使用遷移學習的多類別影像分類

簡介

基於影像資料的深度學習中最常見的任務之一是影像分類。由於新的高效能機器學習框架的開發，影像分類在研究領域變得越來越有趣。這種分類可以是二元分類，其中存在兩類影像，也可以是多類別分類，它處理超過兩類影像。在這裡，在本文中，我們將探索使用遷移學習進行多類別影像分類。

多類別影像分類

隨著人工神經網路的進步以及卷積神經網路的開發，對影像進行復雜操作變得容易，並促進了多類別影像分類、影像分割和影像檢測等任務的增長和發展。

多類別影像分類是使用 CNN 網路可以執行的最基本但功能強大的計算機視覺任務之一。在這種方法中，我們有多於兩類的影像，根據其類別進行標記（例如，CIFAR、Fashion MNIST）。

為了進行分類，我們可以準備我們自己的標記資料集，或者下載現有的影像資料集，如 CIFAR 10。如果每個類別的影像數量較少，預處理技術可能包括影像增強等任務，以增加影像資料集的變化。
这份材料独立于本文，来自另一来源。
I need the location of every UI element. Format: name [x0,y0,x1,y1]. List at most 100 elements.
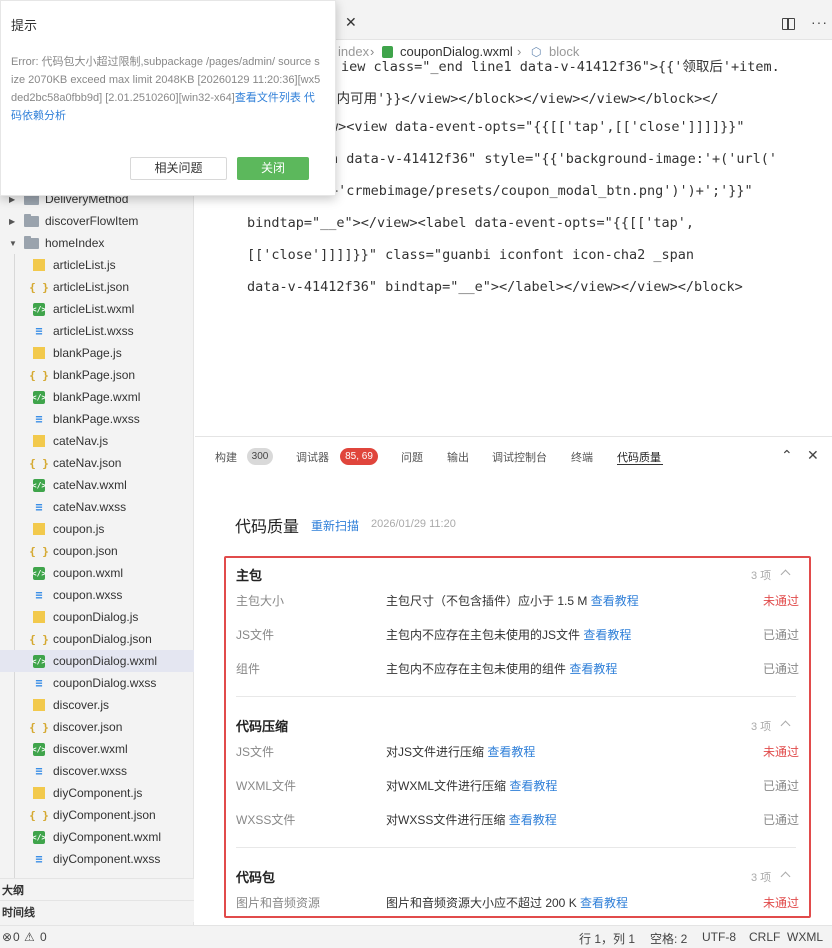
file-item[interactable]: { } articleList.json [0,276,194,298]
warning-count[interactable]: 0 [40,930,47,944]
wxss-file-icon: ≡ [35,500,43,514]
close-panel-icon[interactable]: ✕ [807,447,819,464]
file-item[interactable]: </> articleList.wxml [0,298,194,320]
file-label: cateNav.js [53,434,109,448]
status-badge: 未通过 [762,896,799,910]
file-item[interactable]: cateNav.js [0,430,194,452]
file-item[interactable]: ≡ cateNav.wxss [0,496,194,518]
json-file-icon: { } [29,808,49,822]
error-icon[interactable]: ⊗ [2,930,12,944]
file-item[interactable]: articleList.js [0,254,194,276]
folder-item[interactable]: ▶ discoverFlowItem [0,210,194,232]
tutorial-link[interactable]: 查看教程 [591,594,639,608]
tab-output[interactable]: 输出 [447,449,469,465]
file-item[interactable]: ≡ diyComponent.wxss [0,848,194,870]
check-description: 对WXML文件进行压缩 查看教程 [386,777,557,794]
code-line[interactable]: data-v-41412f36" bindtap="__e"></label><… [195,279,832,311]
view-files-link[interactable]: 查看文件列表 [235,92,301,104]
file-item[interactable]: </> cateNav.wxml [0,474,194,496]
file-item[interactable]: { } coupon.json [0,540,194,562]
check-text: 主包内不应存在主包未使用的JS文件 [386,628,581,642]
indentation[interactable]: 空格: 2 [650,930,687,947]
check-description: 主包尺寸（不包含插件）应小于 1.5 M 查看教程 [386,592,639,609]
more-icon[interactable]: ··· [811,14,828,30]
file-item[interactable]: { } discover.json [0,716,194,738]
file-item[interactable]: { } couponDialog.json [0,628,194,650]
cursor-position[interactable]: 行 1，列 1 [579,930,635,947]
tab-debugger[interactable]: 调试器 [296,449,329,465]
file-item[interactable]: discover.js [0,694,194,716]
file-item[interactable]: { } cateNav.json [0,452,194,474]
tutorial-link[interactable]: 查看教程 [509,779,557,793]
file-item[interactable]: blankPage.js [0,342,194,364]
code-line[interactable]: bindtap="__e"></view><label data-event-o… [195,215,832,247]
error-count[interactable]: 0 [13,930,20,944]
encoding[interactable]: UTF-8 [702,930,736,944]
tutorial-link[interactable]: 查看教程 [583,628,631,642]
dialog-title: 提示 [11,18,38,33]
status-badge: 已通过 [762,813,799,827]
file-item[interactable]: diyComponent.js [0,782,194,804]
file-item[interactable]: ≡ blankPage.wxss [0,408,194,430]
file-item[interactable]: </> couponDialog.wxml [0,650,194,672]
file-item[interactable]: { } blankPage.json [0,364,194,386]
check-description: 主包内不应存在主包未使用的组件 查看教程 [386,660,617,677]
chevron-up-icon[interactable] [780,569,791,580]
warning-icon[interactable]: ⚠ [24,930,35,944]
file-item[interactable]: ≡ discover.wxss [0,760,194,782]
language-mode[interactable]: WXML [787,930,823,944]
check-name: 主包大小 [236,594,285,608]
chevron-up-icon[interactable] [780,871,791,882]
group-title: 代码包 [236,870,276,885]
scan-timestamp: 2026/01/29 11:20 [371,518,456,530]
outline-section[interactable]: 大纲 [0,878,194,900]
code-line[interactable]: [['close']]]]}}" class="guanbi iconfont … [195,247,832,279]
group-title: 主包 [236,568,263,583]
code-quality-results: 主包 3 项主包大小 主包尺寸（不包含插件）应小于 1.5 M 查看教程 未通过 JS文… [224,556,811,918]
file-item[interactable]: { } diyComponent.json [0,804,194,826]
wxss-file-icon: ≡ [35,588,43,602]
file-item[interactable]: coupon.js [0,518,194,540]
timeline-section[interactable]: 时间线 [0,900,194,922]
file-label: articleList.wxss [53,324,134,338]
check-description: 主包内不应存在主包未使用的JS文件 查看教程 [386,626,631,643]
wxss-file-icon: ≡ [35,412,43,426]
folder-item[interactable]: ▼ homeIndex [0,232,194,254]
chevron-down-icon: ▼ [9,238,17,248]
tutorial-link[interactable]: 查看教程 [509,813,557,827]
json-file-icon: { } [29,632,49,646]
tab-build[interactable]: 构建 [215,449,237,465]
file-item[interactable]: ≡ articleList.wxss [0,320,194,342]
related-issues-button[interactable]: 相关问题 [130,157,227,180]
file-item[interactable]: couponDialog.js [0,606,194,628]
tab-debug-console[interactable]: 调试控制台 [492,449,547,465]
wxml-file-icon: </> [31,654,47,668]
tab-terminal[interactable]: 终端 [571,449,593,465]
file-label: cateNav.wxml [53,478,127,492]
check-description: 对WXSS文件进行压缩 查看教程 [386,811,557,828]
file-item[interactable]: </> discover.wxml [0,738,194,760]
rescan-link[interactable]: 重新扫描 [311,517,359,534]
line-ending[interactable]: CRLF [749,930,780,944]
tab-code-quality[interactable]: 代码质量 [617,449,661,465]
tab-problems[interactable]: 问题 [401,449,423,465]
file-item[interactable]: ≡ coupon.wxss [0,584,194,606]
file-item[interactable]: </> blankPage.wxml [0,386,194,408]
wxss-file-icon: ≡ [35,676,43,690]
file-label: articleList.json [53,280,130,294]
wxml-file-icon: </> [31,830,47,844]
close-button[interactable]: 关闭 [237,157,309,180]
status-bar: ⊗ 0 ⚠ 0 行 1，列 1 空格: 2 UTF-8 CRLF WXML [0,925,832,948]
chevron-up-icon[interactable] [780,720,791,731]
tutorial-link[interactable]: 查看教程 [569,662,617,676]
check-name: 图片和音频资源 [236,896,321,910]
file-item[interactable]: ≡ couponDialog.wxss [0,672,194,694]
tutorial-link[interactable]: 查看教程 [487,745,535,759]
file-item[interactable]: </> diyComponent.wxml [0,826,194,848]
file-item[interactable]: </> coupon.wxml [0,562,194,584]
split-editor-icon[interactable] [782,18,795,30]
close-icon[interactable]: ✕ [345,14,357,31]
tutorial-link[interactable]: 查看教程 [580,896,628,910]
chevron-up-icon[interactable]: ⌃ [781,447,793,464]
wxml-file-icon: </> [31,302,47,316]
為了訓練模型，我們可以使用任何深度學習框架（如 TensorFlow 或 Pytorch 等）從頭開始構建模型架構，或者使用現成的骨幹架構（如 VGG16、Resnet 等）。後者的優勢在於我們不必從頭開始構建架構，而只需要專注於微調模型或根據我們的用例更改最後 1 或 2 層。這就是遷移學習發揮作用的地方，它是一種非常直觀的訓練影像模型的技術。

什麼是遷移學習，為什麼它很重要？

遷移學習是機器學習領域的一個研究問題。它儲存解決一個問題時獲得的知識，並將其應用於另一個但相關的問題。例如，在學習識別貓時獲得的知識可以應用於嘗試識別獵豹時。在深度學習中，遷移學習是一種技術，其中神經網路模型首先在一個類似於正在解決的問題的問題上進行訓練。遷移學習具有縮短學習模型訓練時間的優勢，並且可以導致更低的泛化誤差。我們可以使用在其他資料集（如 ImageNet）上訓練的預訓練模型，並修改最後一層以滿足我們任務的目的。在這種情況下，我們可以節省訓練從頭開始構建模型的時間、精力和資源。這些經過訓練的模型擁有大量影像模式和資訊，這些資訊來自對已訓練影像的嚴格訓練。

程式碼實現

在這個例子中，我們將使用 CIFAR-10 資料集進行多類別分類。我們還將使用 VGG19 網路並對其進行修改以進行遷移學習。

使用的資料集

資料集是 CIFRAR 10。它來自加拿大高階研究所 (CIFAR)。它包含 60000 張 32×32 彩色影像，分為 10 類，每類 6000 張影像。這 10 個不同的類別代表飛機、汽車、鳥類、貓、鹿、狗、青蛙、馬、船和卡車。此資料集中有 50000 張訓練影像和 10000 張測試影像。該資料集可以從 Keras 中匯入。

使用 Keras API 實現

示例

import numpy as np
import pandas as pd
from sklearn.utils.multiclass import unique_labels
import os
import matplotlib.pyplot as plt
import matplotlib.image as mpimg
import seaborn as sns
import itertools
from keras.datasets import cifar10
from sklearn.model_selection import train_test_split
from sklearn.metrics import confusion_matrix
from keras import Sequential
from keras.applications import VGG19 #For Transfer Learning
from keras.preprocessing.image import ImageDataGenerator
from keras.optimizers import SGD,Adam
from keras.callbacks import ReduceLROnPlateau
from keras.layers import Flatten,Dense,BatchNormalization,Activation,Dropout
from keras.utils import to_categorical

# Download the CIFAR dataset
(x_train,y_train),(x_test,y_test) = cifar10.load_data()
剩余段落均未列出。